Months later, in October that year, the U.S. Securities and Exchange Commission (SEC) and the Commodity Futures Trading Commission (CFTC) issued a joint report detailing their findings on the causes of the Flash Crash. An unnamed mutual fund, suspected by many to have been Waddell & Reed, sold a large number of E-mini S&P contracts. This eliminated liquidity on the buy-side and placed a large number of contracts in the hands of High Frequency Traders (HFTs). The quantitative, computerized trading systems of HFTs then began aggressively selling down equities and futures contracts, causing the downward spiral in asset prices. As these computerized trading systems detected unusually high trading volumes, many automatically shut down. Liquidity vanished, resulting in abnormal pricing. Accenture, for example, dropped from $40 to $0.01 within a minute. A series of 5 second trading pauses at the Chicago Mercantile Exchange was triggered by all the unusual trading activity. This allowed prices to eventually stabilize and recover.

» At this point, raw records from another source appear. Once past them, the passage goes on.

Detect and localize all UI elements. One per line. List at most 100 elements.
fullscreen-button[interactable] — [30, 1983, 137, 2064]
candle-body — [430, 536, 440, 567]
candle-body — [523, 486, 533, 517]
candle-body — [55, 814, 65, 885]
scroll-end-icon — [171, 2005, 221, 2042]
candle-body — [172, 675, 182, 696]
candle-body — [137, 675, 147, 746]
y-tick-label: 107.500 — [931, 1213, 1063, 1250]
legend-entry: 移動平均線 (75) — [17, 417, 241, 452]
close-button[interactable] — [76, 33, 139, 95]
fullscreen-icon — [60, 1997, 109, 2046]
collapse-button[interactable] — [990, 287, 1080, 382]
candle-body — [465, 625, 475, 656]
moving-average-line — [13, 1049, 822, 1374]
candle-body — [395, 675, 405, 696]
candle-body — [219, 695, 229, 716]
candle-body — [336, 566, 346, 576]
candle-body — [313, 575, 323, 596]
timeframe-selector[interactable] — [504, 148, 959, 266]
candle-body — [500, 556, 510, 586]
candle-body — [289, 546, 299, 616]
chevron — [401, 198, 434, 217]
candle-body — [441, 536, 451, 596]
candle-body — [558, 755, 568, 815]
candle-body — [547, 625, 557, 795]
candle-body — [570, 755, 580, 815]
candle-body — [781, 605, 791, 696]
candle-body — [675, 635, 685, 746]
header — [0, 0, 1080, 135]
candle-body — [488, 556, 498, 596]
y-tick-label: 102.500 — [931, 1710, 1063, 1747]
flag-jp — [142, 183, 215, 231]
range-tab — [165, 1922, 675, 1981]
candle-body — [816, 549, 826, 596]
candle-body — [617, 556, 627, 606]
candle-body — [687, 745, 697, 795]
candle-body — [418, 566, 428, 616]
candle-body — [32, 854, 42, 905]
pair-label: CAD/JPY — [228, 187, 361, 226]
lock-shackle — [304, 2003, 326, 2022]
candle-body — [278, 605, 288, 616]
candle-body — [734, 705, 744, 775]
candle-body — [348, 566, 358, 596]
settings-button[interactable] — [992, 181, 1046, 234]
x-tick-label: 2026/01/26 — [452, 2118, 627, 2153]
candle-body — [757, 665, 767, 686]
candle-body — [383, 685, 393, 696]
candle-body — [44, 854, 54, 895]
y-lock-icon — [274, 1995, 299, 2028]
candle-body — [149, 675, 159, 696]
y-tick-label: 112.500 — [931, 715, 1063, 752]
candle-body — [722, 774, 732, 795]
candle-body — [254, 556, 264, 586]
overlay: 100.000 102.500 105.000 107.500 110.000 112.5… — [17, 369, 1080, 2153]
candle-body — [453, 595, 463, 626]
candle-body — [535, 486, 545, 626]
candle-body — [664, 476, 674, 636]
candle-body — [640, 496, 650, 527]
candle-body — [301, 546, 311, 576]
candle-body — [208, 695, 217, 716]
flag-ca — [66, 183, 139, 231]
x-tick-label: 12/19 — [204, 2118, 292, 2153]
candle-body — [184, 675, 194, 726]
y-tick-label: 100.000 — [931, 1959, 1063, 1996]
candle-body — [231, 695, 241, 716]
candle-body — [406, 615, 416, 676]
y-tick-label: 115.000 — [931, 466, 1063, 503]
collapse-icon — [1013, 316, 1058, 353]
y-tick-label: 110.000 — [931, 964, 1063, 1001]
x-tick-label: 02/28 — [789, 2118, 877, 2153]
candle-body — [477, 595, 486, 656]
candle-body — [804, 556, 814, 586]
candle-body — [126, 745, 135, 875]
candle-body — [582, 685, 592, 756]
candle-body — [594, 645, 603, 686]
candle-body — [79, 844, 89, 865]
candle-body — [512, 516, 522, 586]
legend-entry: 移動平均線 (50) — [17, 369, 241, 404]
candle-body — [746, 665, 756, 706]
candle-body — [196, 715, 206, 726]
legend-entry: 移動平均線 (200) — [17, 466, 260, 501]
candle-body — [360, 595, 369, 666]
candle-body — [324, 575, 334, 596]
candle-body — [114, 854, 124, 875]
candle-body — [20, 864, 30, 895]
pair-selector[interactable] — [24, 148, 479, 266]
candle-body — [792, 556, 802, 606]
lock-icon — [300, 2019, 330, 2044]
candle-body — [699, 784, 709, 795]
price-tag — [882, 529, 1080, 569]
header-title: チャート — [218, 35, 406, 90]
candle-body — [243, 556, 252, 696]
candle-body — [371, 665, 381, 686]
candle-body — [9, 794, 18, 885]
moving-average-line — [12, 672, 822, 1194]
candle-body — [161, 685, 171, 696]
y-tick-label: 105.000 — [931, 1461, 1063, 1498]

The SEC has since installed “circuit breakers” to avert a repeat of the Flash Crash. These circuit breakers temporarily halt trading in select, widely owned stocks when their prices become overly volatile. The idea is to bring to the attention of market participants the fast-changing price of the security. In theory, the trading pause gives traders time to reassess the prevailing market price, and it should also help restore liquidity.